If they focus just on health – especially if the tenure of the population isn’t a long one – they may be investing in making that person healthy for their competitor when they leave and go to work for somebody else. So there’s a real balance there. The C suite has to be involved in setting up what that balance is going to be for their organization.

David:        There’s a lot of conversation going on around a topic that you may have bumped into called noncompliance. Where do you stand on noncompliant and working with noncompliant individuals as a tool to help move trend and to move claim spend?

Deb:           So that’s an interesting topic because as nurses we work with patients. The whole noncompliance issue is continual. You have to really step back and start thinking about things like Prochaska method and where somebody is on the stages of change scale and those kinds of things. There’s noncompliance for a lot of different reasons. We have to determine whether that noncompliance is what I call the result of free will. “I’m fully educated about the ramifications of my choice but I’m going to make this choice anyway,” versus noncompliance that comes from a position of lack of knowledge.

When it’s coming from a position of lack of knowledge, there’s a lot that can be done, by case management and in particular, medical management, to make sure that that person is equipped with all of the information, resources, support, guidance that they need so that they can make the best choice possible. I talked a little earlier about the HMO world. Most self-funded health plans at least don’t want to dictate treatment. They don’t want to be in the business of practicing medicine for their employees. They’re in the business of making widgets or whatever their core business is.

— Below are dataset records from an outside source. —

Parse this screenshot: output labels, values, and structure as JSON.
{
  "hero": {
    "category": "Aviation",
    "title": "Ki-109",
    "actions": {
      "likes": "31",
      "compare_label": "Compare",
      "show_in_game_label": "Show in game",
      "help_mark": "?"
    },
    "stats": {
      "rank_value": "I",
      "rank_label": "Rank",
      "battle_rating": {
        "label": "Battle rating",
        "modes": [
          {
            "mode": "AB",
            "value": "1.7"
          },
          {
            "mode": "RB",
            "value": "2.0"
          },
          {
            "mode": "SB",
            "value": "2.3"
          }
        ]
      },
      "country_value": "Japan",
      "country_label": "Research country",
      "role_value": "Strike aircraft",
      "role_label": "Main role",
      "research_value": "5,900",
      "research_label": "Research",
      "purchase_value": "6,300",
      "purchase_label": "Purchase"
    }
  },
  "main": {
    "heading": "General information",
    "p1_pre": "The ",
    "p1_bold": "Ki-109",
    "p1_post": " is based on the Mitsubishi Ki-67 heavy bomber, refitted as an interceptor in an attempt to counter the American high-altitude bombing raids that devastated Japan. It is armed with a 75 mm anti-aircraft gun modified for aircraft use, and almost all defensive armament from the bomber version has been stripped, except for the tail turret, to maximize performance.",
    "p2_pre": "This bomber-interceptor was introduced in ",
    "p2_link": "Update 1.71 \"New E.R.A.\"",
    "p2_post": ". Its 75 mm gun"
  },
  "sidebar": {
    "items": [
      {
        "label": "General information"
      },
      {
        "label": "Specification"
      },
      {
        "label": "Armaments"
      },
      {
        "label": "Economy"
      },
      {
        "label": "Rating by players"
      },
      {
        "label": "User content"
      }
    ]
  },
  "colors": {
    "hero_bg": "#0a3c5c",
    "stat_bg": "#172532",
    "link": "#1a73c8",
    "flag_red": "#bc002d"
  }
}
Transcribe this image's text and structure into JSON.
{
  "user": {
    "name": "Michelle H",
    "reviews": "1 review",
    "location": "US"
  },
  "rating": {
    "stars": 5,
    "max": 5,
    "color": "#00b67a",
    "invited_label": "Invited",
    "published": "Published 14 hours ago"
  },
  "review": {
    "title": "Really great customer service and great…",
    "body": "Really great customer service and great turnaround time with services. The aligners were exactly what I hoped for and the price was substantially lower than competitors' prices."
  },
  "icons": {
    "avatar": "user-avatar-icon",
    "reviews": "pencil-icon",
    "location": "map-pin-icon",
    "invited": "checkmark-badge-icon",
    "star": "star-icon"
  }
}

They do want their people to have the information to make the right choices for them.

So distinguishing noncompliance into two different categories, the categories I call it a free will versus lack of information and education and then applying Prochaska method and motivational interviewing techniques and things to make sure that that patient has everything that they need.

David:        So we’ve got about a minute or two left. We always like to wrap up by asking our guests where they see the future. You certainly are out on the edge and doing some things that other folks maybe haven’t embraced yet. Where do you see your field going? Where do you see the future?

Deb:           I really feel like we’re at a great crossroads right now. I’m not sure that everybody in the industry recognizes it. I think especially with everything that’s happening politically, one of two things will happen. Either we, meaning those of us in the industry, will step up and revolutionize healthcare or we’ll end up with a single-payer nationalized healthcare kind of system. I think were at that point that in the very short term we’re going to have to make a decision as a country and go one way or the other.

I think that we as an industry have the capability. We have the tech. We have the mind power. We have the resources to truly revolutionize healthcare. I think that the tools are there. The question will become whether those who are providing health plans, the employers that are sponsoring health plans will get on board with it and will grasp it, and whether the big carriers will embrace it or not. Whether the big hospital providers will embrace it or not. I think that’s yet to be seen. I think we’ll go one of two ways. We’ll either revolutionize it and it will be a beautiful thing or we’ll end up in a nationalized system.

David:        Well that certainly is a stark choice and we’d love to have you back as that unfolds and talk to you more about where the direction is. Deb Ault, president at Ault International Medical Management. Nurse Deb, thanks for sharing your expertise with the Shift Shapers audience.

Deb:           Thanks for having me. I look forward to talking again sometime soon.